Your Cape Cod House

Home Energy Matters Services Cape Cod HomesYour “Cape” has a heritage dating back to the early New England settlers, who needed a home that could create a warm and welcoming environment, keeping out the extreme cold and heavy snow of New England. They evolved a practical and economical design with a compact floor plan, a second story whose steeply sloping roofline defined the ceiling, and windows that could be closed with shutters against the winter storms.

Today’s capes were largely built between 1920 and about 1960, and often include roof dormers to give more useful space in the second story bedrooms. Of course, generations of homeowners have built additions and renovated both interior and exterior of these homes.

Cape owners often complain about the second floor being colder than the first floor.  They sometimes assume that the furnace isn’t creating enough heat and want to trade up to a larger size furnace.  Most of the time, though, the problem isn’t with the furnace, rather it starts with the structure of the home and can be fixed by reducing drafts and air flow in the hidden parts of the house, and by adding insulation in strategic places.

A defining feature of the Cape Cod house for energy use purposes are the mini-attics, or “knee-wall spaces” formed at the front and back of the house by the sloping roof and the vertical walls of the second floor rooms which often are only 4 or 5 feet high where they meet the roof.  This knee-wall space can be a problem in several ways.

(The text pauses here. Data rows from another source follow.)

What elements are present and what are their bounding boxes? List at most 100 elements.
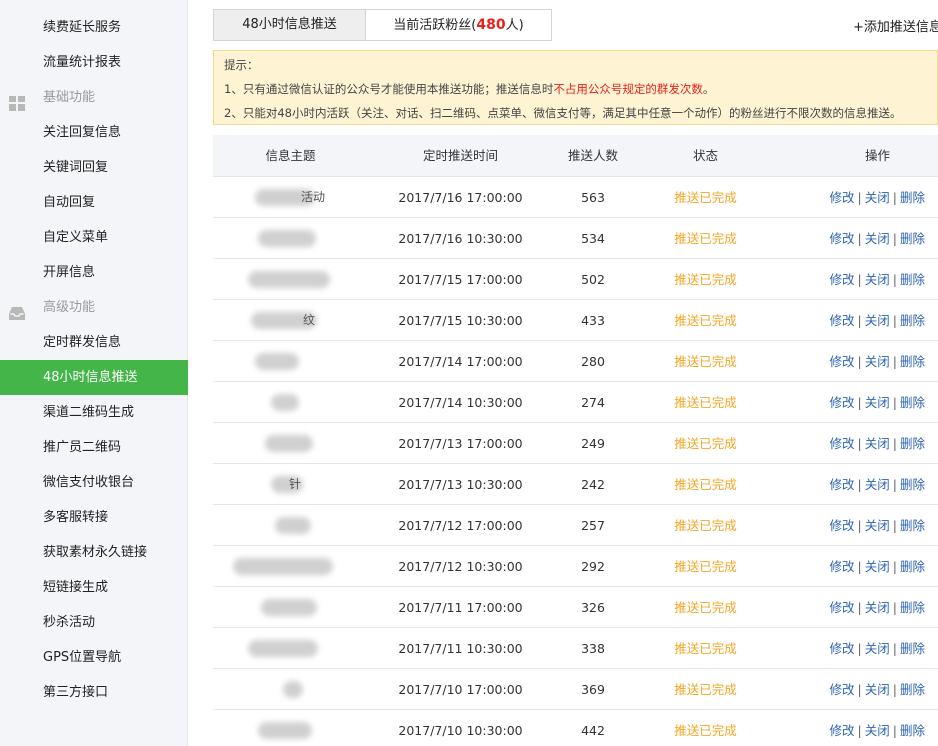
close-link[interactable]: 关闭 — [865, 354, 890, 369]
close-link[interactable]: 关闭 — [865, 723, 890, 738]
sidebar-item-18[interactable]: GPS位置导航 — [0, 640, 188, 675]
row-status: 推送已完成 — [674, 436, 737, 451]
edit-link[interactable]: 修改 — [830, 518, 855, 533]
close-link[interactable]: 关闭 — [865, 559, 890, 574]
delete-link[interactable]: 删除 — [900, 354, 925, 369]
edit-link[interactable]: 修改 — [830, 723, 855, 738]
sidebar-item-13[interactable]: 微信支付收银台 — [0, 465, 188, 500]
sidebar-item-11[interactable]: 渠道二维码生成 — [0, 395, 188, 430]
delete-link[interactable]: 删除 — [900, 559, 925, 574]
row-time: 2017/7/14 10:30:00 — [398, 395, 523, 410]
notice-line-1-highlight: 不占用公众号规定的群发次数 — [553, 82, 703, 96]
tab-fans-prefix: 当前活跃粉丝( — [393, 18, 477, 33]
row-time: 2017/7/12 10:30:00 — [398, 559, 523, 574]
row-count: 369 — [581, 682, 605, 697]
delete-link[interactable]: 删除 — [900, 641, 925, 656]
sidebar-item-1[interactable]: 流量统计报表 — [0, 45, 188, 80]
row-time: 2017/7/10 17:00:00 — [398, 682, 523, 697]
sidebar-label: 获取素材永久链接 — [43, 545, 148, 560]
row-count: 338 — [581, 641, 605, 656]
sidebar-item-16[interactable]: 短链接生成 — [0, 570, 188, 605]
sidebar-label: 高级功能 — [43, 300, 96, 315]
row-time: 2017/7/10 10:30:00 — [398, 723, 523, 738]
add-push-link[interactable]: +添加推送信息 — [853, 16, 938, 35]
action-separator: | — [892, 518, 897, 533]
close-link[interactable]: 关闭 — [865, 518, 890, 533]
tab-active-fans[interactable]: 当前活跃粉丝(480人) — [365, 9, 552, 41]
edit-link[interactable]: 修改 — [830, 354, 855, 369]
row-time: 2017/7/12 17:00:00 — [398, 518, 523, 533]
sidebar-item-15[interactable]: 获取素材永久链接 — [0, 535, 188, 570]
edit-link[interactable]: 修改 — [830, 272, 855, 287]
close-link[interactable]: 关闭 — [865, 436, 890, 451]
close-link[interactable]: 关闭 — [865, 641, 890, 656]
table-row: 2017/7/15 17:00:00 502 推送已完成 修改 | 关闭 | 删除 — [213, 259, 938, 300]
row-status: 推送已完成 — [674, 600, 737, 615]
sidebar-item-19[interactable]: 第三方接口 — [0, 675, 188, 710]
delete-link[interactable]: 删除 — [900, 313, 925, 328]
delete-link[interactable]: 删除 — [900, 436, 925, 451]
delete-link[interactable]: 删除 — [900, 231, 925, 246]
action-separator: | — [892, 600, 897, 615]
table-row: 针 2017/7/13 10:30:00 242 推送已完成 修改 | 关闭 | 删除 — [213, 464, 938, 505]
row-title — [213, 710, 368, 746]
sidebar-group-8: 高级功能 — [0, 290, 188, 325]
delete-link[interactable]: 删除 — [900, 190, 925, 205]
delete-link[interactable]: 删除 — [900, 600, 925, 615]
tab-48h-push[interactable]: 48小时信息推送 — [213, 9, 366, 41]
close-link[interactable]: 关闭 — [865, 190, 890, 205]
edit-link[interactable]: 修改 — [830, 231, 855, 246]
row-count: 502 — [581, 272, 605, 287]
sidebar-item-7[interactable]: 开屏信息 — [0, 255, 188, 290]
sidebar-item-6[interactable]: 自定义菜单 — [0, 220, 188, 255]
close-link[interactable]: 关闭 — [865, 600, 890, 615]
action-separator: | — [857, 313, 862, 328]
action-separator: | — [892, 477, 897, 492]
row-title: 纹 — [213, 300, 368, 341]
row-count: 274 — [581, 395, 605, 410]
action-separator: | — [857, 518, 862, 533]
row-time: 2017/7/13 17:00:00 — [398, 436, 523, 451]
edit-link[interactable]: 修改 — [830, 641, 855, 656]
sidebar-label: 续费延长服务 — [43, 20, 122, 35]
sidebar-item-4[interactable]: 关键词回复 — [0, 150, 188, 185]
edit-link[interactable]: 修改 — [830, 600, 855, 615]
edit-link[interactable]: 修改 — [830, 436, 855, 451]
close-link[interactable]: 关闭 — [865, 313, 890, 328]
close-link[interactable]: 关闭 — [865, 682, 890, 697]
delete-link[interactable]: 删除 — [900, 272, 925, 287]
row-count: 257 — [581, 518, 605, 533]
delete-link[interactable]: 删除 — [900, 518, 925, 533]
row-time: 2017/7/15 10:30:00 — [398, 313, 523, 328]
sidebar-item-10[interactable]: 48小时信息推送 — [0, 360, 188, 395]
sidebar-item-12[interactable]: 推广员二维码 — [0, 430, 188, 465]
sidebar-item-0[interactable]: 续费延长服务 — [0, 10, 188, 45]
edit-link[interactable]: 修改 — [830, 559, 855, 574]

First, since these triangular spaces are unfinished inside, outdoor air circulates through them from the soffits. In the winter, this cold air chills the backs of the short, second story walls, sucking heat from the rooms inside.  Many capes have doors cut in the knee-wall to allow suitcases or boxes of possessions to be stored. Cold air can leak in around the door if it is not sealed or weather-stripped.

The floor of the knee-wall space causes problems in two ways – it is usually over the ceiling of the first floor rooms below, which means that it will pull heat from the living space.  Second, the floor joists which support the upstairs flooring and to which the ceiling below is attached, form an open cavity where cold air can circulate pulling heat from both first and second floor.

So to reduce energy use in a Cape, we block air movement into the second story space and into the floor/ceiling joist cavity by air sealing the walls and floor and weather-stripping the access doors.  We then insulate the backs of the kneewalls, the backs of the access doors and the floor of the space. The ceiling of the second floor, which is usually finished with wallboard, should also be fully stuffed with insulation to prevent heat loss.

Those frugal early New Englanders would approve!